– То есть, по-твоему, если с картиной что-нибудь случится…
– Найти другого Рафаэля – большая проблема, – задумчиво уронил дядюшка. – Особенно если время поджимает. Это же не флакон духов, в конце концов, и даже не ожерелье…
И он спокойно выдержал взгляд племянницы.
– Дядя, скажи честно, – проговорила Амалия. – Только между нами, ты считаешь, что у тебя нет никаких шансов увлечь Лину и заставить ее забыть о министре?
– Что значит – есть шансы, нет шансов? – обиделся Казимир. – Я пока еще даже толком за дело не брался. Это же непростое задание, тут надо и в психологии разбираться, и вообще… Конечно, я не имею ничего против того, чтобы тебе помочь, – великодушно прибавил он. – Но сама посуди: сколько народу будет вертеться возле Лины весь этот месяц, пока она будет находиться в Петербурге. И аристократы, и придворные, и промышленники, и журналисты, и я не знаю кто еще. По-твоему, мне будет легко затмить их всех? А может, среди них окажется какой-нибудь молодой прощелыга, у которого ничего за душой нет, кроме прыщей на физиономии, а Лина только посмотрит на него и решит, что ей нужен именно он, только он один. Как будто ты не знаешь, что женщине может взбрести в голову что угодно, особенно когда дело касается мужчины…

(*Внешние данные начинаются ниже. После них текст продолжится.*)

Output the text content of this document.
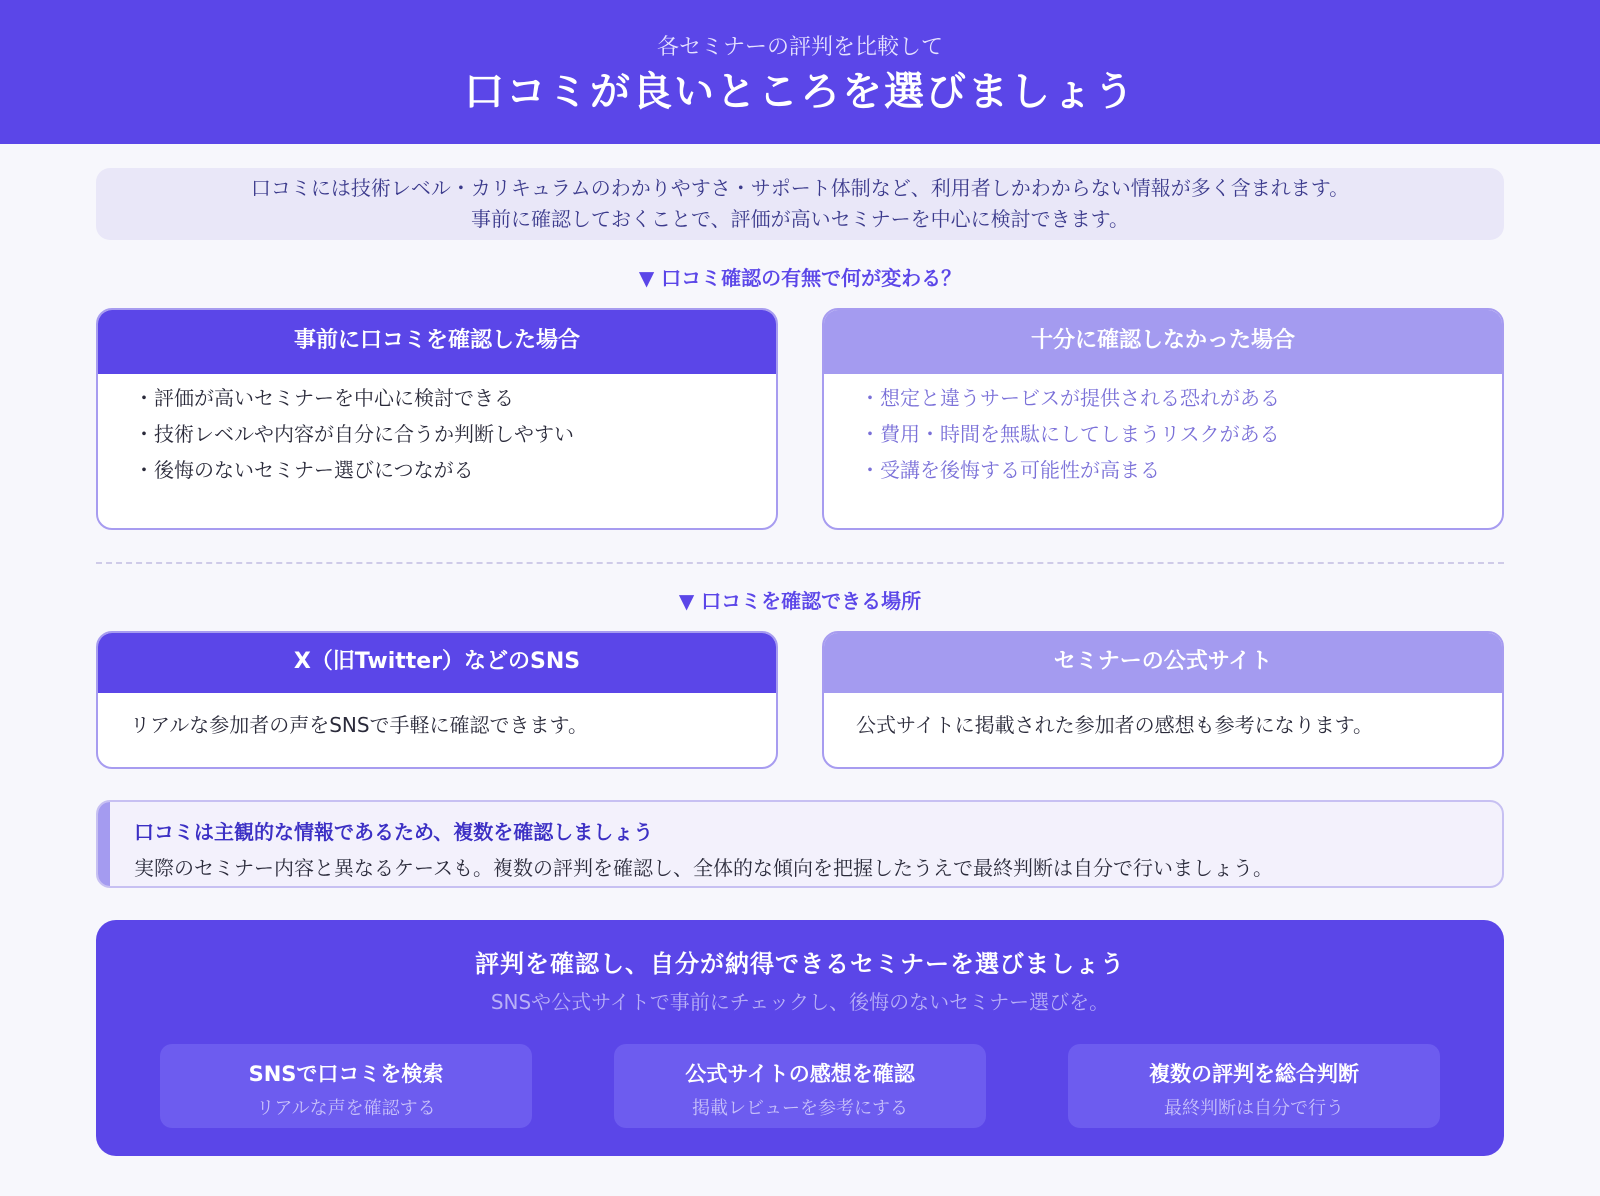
各セミナーの評判を比較して
口コミが良いところを選びましょう
口コミには技術レベル・カリキュラムのわかりやすさ・サポート体制など、利用者しかわからない情報が多く含まれます。
事前に確認しておくことで、評価が高いセミナーを中心に検討できます。
▼ 口コミ確認の有無で何が変わる？
事前に口コミを確認した場合
・評価が高いセミナーを中心に検討できる
・技術レベルや内容が自分に合うか判断しやすい
・後悔のないセミナー選びにつながる
十分に確認しなかった場合
・想定と違うサービスが提供される恐れがある
・費用・時間を無駄にしてしまうリスクがある
・受講を後悔する可能性が高まる
▼ 口コミを確認できる場所
X（旧Twitter）などのSNS
リアルな参加者の声をSNSで手軽に確認できます。
セミナーの公式サイト
公式サイトに掲載された参加者の感想も参考になります。
口コミは主観的な情報であるため、複数を確認しましょう
実際のセミナー内容と異なるケースも。複数の評判を確認し、全体的な傾向を把握したうえで最終判断は自分で行いましょう。
評判を確認し、自分が納得できるセミナーを選びましょう
SNSや公式サイトで事前にチェックし、後悔のないセミナー選びを。
SNSで口コミを検索
リアルな声を確認する
公式サイトの感想を確認
掲載レビューを参考にする
複数の評判を総合判断
最終判断は自分で行う
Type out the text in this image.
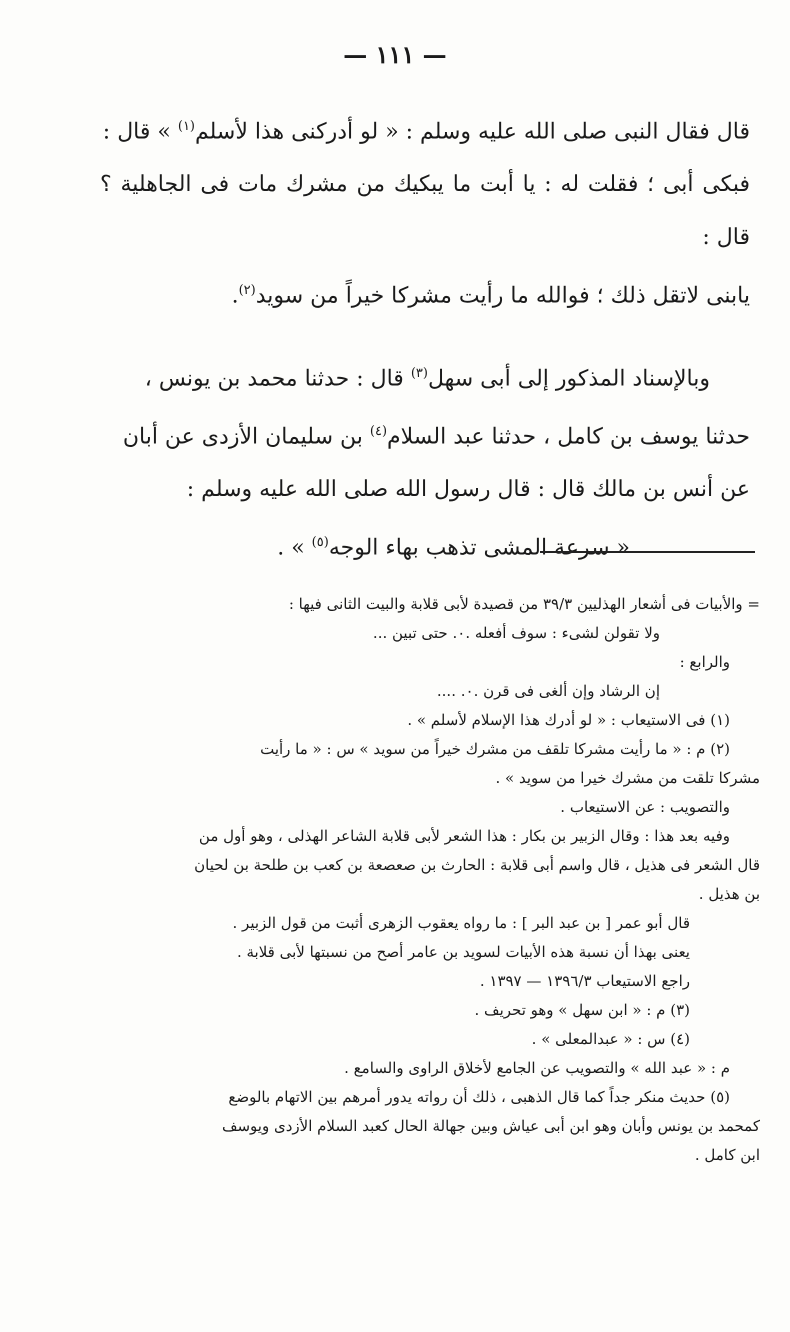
— ١١١ —

قال فقال النبى صلى الله عليه وسلم : « لو أدركنى هذا لأسلم$^{(١)}$ » قال :

فبكى أبى ؛ فقلت له : يا أبت ما يبكيك من مشرك مات فى الجاهلية ؟ قال :

يابنى لاتقل ذلك ؛ فوالله ما رأيت مشركا خيراً من سويد$^{(٢)}$.

وبالإسناد المذكور إلى أبى سهل$^{(٣)}$ قال : حدثنا محمد بن يونس ،

حدثنا يوسف بن كامل ، حدثنا عبد السلام$^{(٤)}$ بن سليمان الأزدى عن أبان

عن أنس بن مالك قال : قال رسول الله صلى الله عليه وسلم :

« سرعة المشى تذهب بهاء الوجه$^{(٥)}$ » .

= والأبيات فى أشعار الهذليين ٣٩/٣ من قصيدة لأبى قلابة والبيت الثانى فيها :

ولا تقولن لشىء : سوف أفعله .٠. حتى تبين ...

والرابع :

إن الرشاد وإن ألغى فى قرن .٠. ....

(١) فى الاستيعاب : « لو أدرك هذا الإسلام لأسلم » .

(٢) م : « ما رأيت مشركا تلقف من مشرك خيراً من سويد » س : « ما رأيت

مشركا تلقت من مشرك خيرا من سويد » .

والتصويب : عن الاستيعاب .

وفيه بعد هذا : وقال الزبير بن بكار : هذا الشعر لأبى قلابة الشاعر الهذلى ، وهو أول من

قال الشعر فى هذيل ، قال واسم أبى قلابة : الحارث بن صعصعة بن كعب بن طلحة بن لحيان

بن هذيل .

قال أبو عمر [ بن عبد البر ] : ما رواه يعقوب الزهرى أثبت من قول الزبير .

يعنى بهذا أن نسبة هذه الأبيات لسويد بن عامر أصح من نسبتها لأبى قلابة .

راجع الاستيعاب ١٣٩٦/٣ — ١٣٩٧ .

(٣) م : « ابن سهل » وهو تحريف .

(٤) س : « عبدالمعلى » .

م : « عبد الله » والتصويب عن الجامع لأخلاق الراوى والسامع .

(٥) حديث منكر جداً كما قال الذهبى ، ذلك أن رواته يدور أمرهم بين الاتهام بالوضع

كمحمد بن يونس وأبان وهو ابن أبى عياش وبين جهالة الحال كعبد السلام الأزدى ويوسف

ابن كامل .
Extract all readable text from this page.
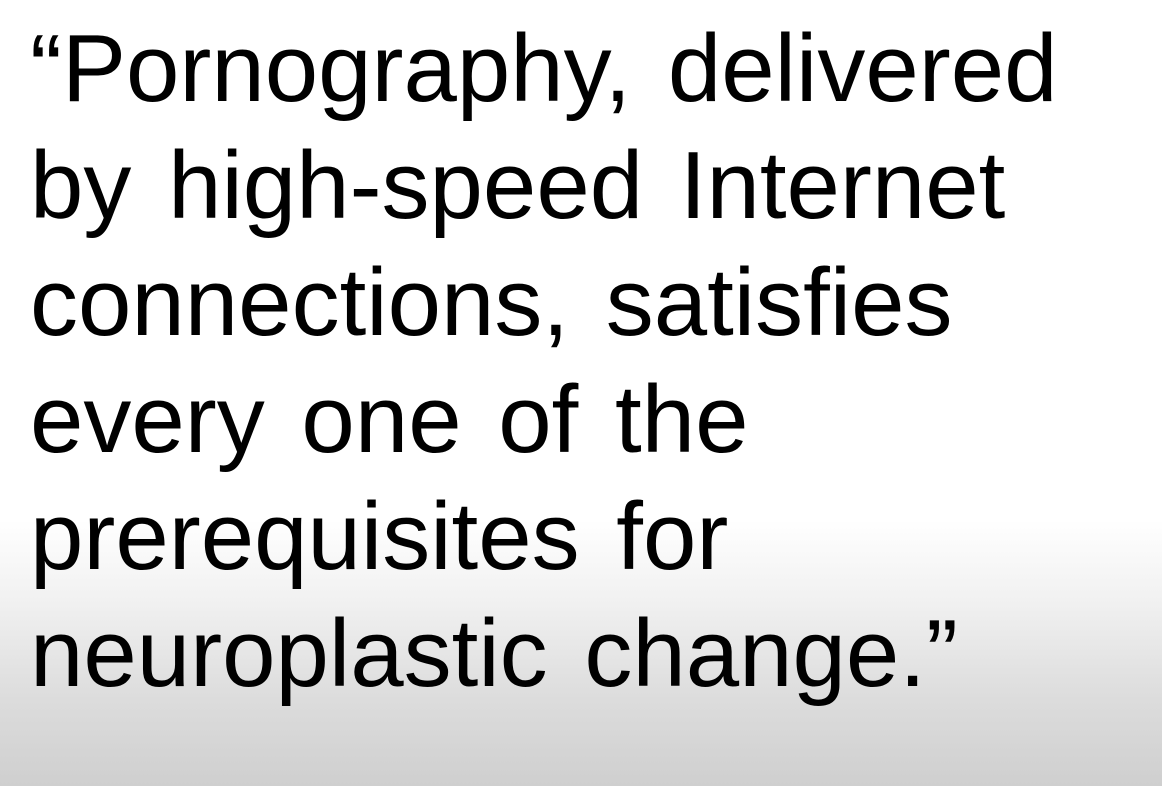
“Pornography, delivered
by high-speed Internet
connections, satisfies
every one of the
prerequisites for
neuroplastic change.”
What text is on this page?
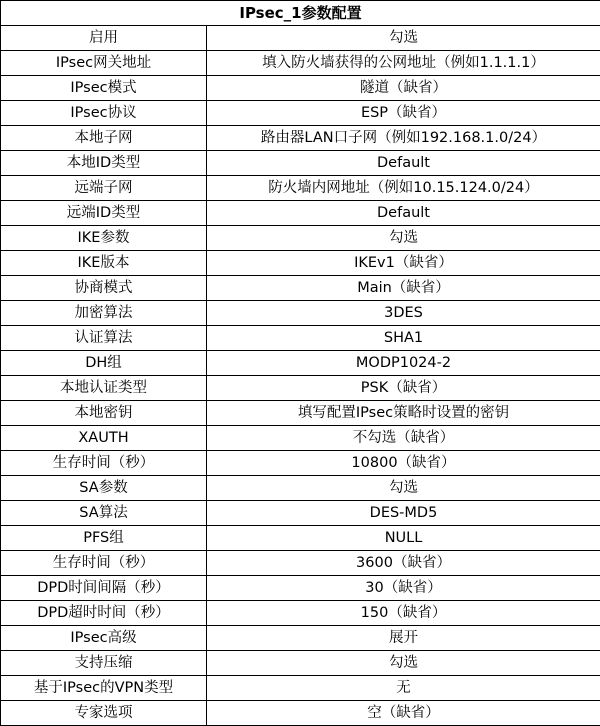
IPsec_1参数配置	
启用	勾选
IPsec网关地址	填入防火墙获得的公网地址（例如1.1.1.1）
IPsec模式	隧道（缺省）
IPsec协议	ESP（缺省）
本地子网	路由器LAN口子网（例如192.168.1.0/24）
本地ID类型	Default
远端子网	防火墙内网地址（例如10.15.124.0/24）
远端ID类型	Default
IKE参数	勾选
IKE版本	IKEv1（缺省）
协商模式	Main（缺省）
加密算法	3DES
认证算法	SHA1
DH组	MODP1024-2
本地认证类型	PSK（缺省）
本地密钥	填写配置IPsec策略时设置的密钥
XAUTH	不勾选（缺省）
生存时间（秒）	10800（缺省）
SA参数	勾选
SA算法	DES-MD5
PFS组	NULL
生存时间（秒）	3600（缺省）
DPD时间间隔（秒）	30（缺省）
DPD超时时间（秒）	150（缺省）
IPsec高级	展开
支持压缩	勾选
基于IPsec的VPN类型	无
专家选项	空（缺省）
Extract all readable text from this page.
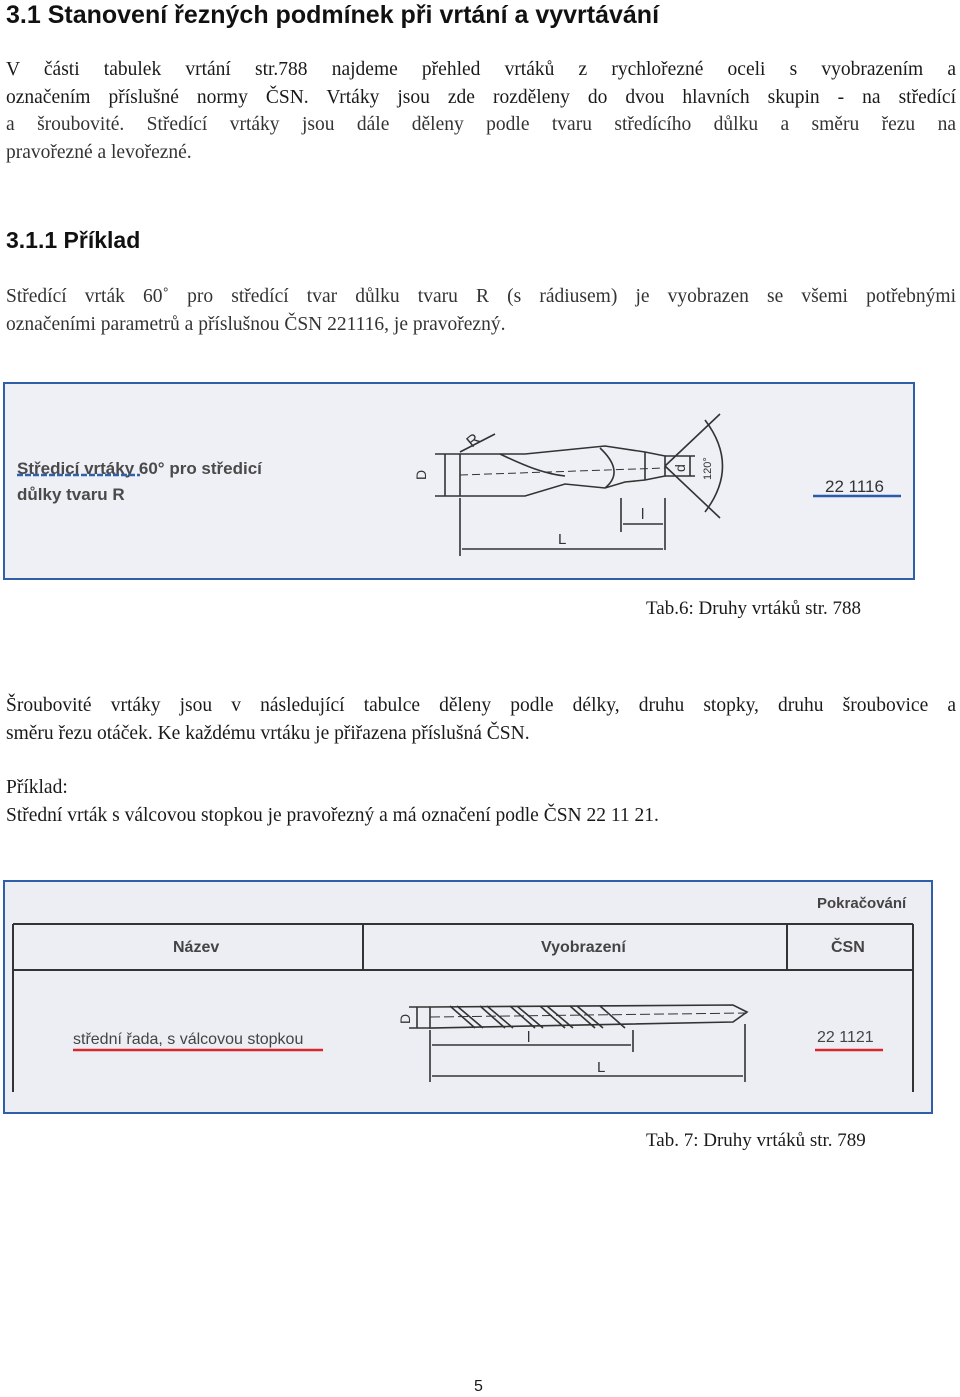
3.1 Stanovení řezných podmínek při vrtání a vyvrtávání
V části tabulek vrtání str.788 najdeme přehled vrtáků z rychlořezné oceli s vyobrazením a
označením příslušné normy ČSN. Vrtáky jsou zde rozděleny do dvou hlavních skupin - na středící
a šroubovité. Středící vrtáky jsou dále děleny podle tvaru středícího důlku a směru řezu na
pravořezné a levořezné.
3.1.1 Příklad
Středící vrták 60˚ pro středící tvar důlku tvaru R (s rádiusem) je vyobrazen se všemi potřebnými
označeními parametrů a příslušnou ČSN 221116, je pravořezný.
Středicí vrtáky 60° pro středicí
důlky tvaru R
R
D
d 120°
l
L
22 1116
Tab.6: Druhy vrtáků str. 788
Šroubovité vrtáky jsou v následující tabulce děleny podle délky, druhu stopky, druhu šroubovice a
směru řezu otáček. Ke každému vrtáku je přiřazena příslušná ČSN.
Příklad:
Střední vrták s válcovou stopkou je pravořezný a má označení podle ČSN 22 11 21.
Pokračování
Název	Vyobrazení	ČSN
střední řada, s válcovou stopkou
D
l
L
22 1121
Tab. 7: Druhy vrtáků str. 789
5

Амалия открыла рот, собираясь что-то сказать, но решила, что лучше не говорить ничего. Теперь, по правде говоря, она уже была не так уверена, что от дяди в ее деле не будет никакого толку.
– Так что никаких гарантий я дать не могу, – добавил Казимир. – Тем более это жизнь, а в жизни может произойти что угодно. К примеру, ваш министр умрет, и все решится само собой.
– С чего бы это ему умирать? – вскинулась Амалия.
– М-м, – туманно отозвался Казимирчик, – да здоровье у него неважное, вот в чем дело.
– У него? Уверяю тебя, ты заблуждаешься…
– Был бы он совсем здоров, – пошел ва-банк несравненный дядюшка, – не стал бы платить черт знает сколько доктору Бриссону за пилюли.
– Ты имеешь в виду… – начала изумленная Амалия.
– Это секрет, – замахал руками Казимир, – считай, что я ничего тебе не говорил!
– Хорош секрет, – рассердилась его собеседница, – о котором знает даже горничная Марии Фелис! Да это черт знает что такое!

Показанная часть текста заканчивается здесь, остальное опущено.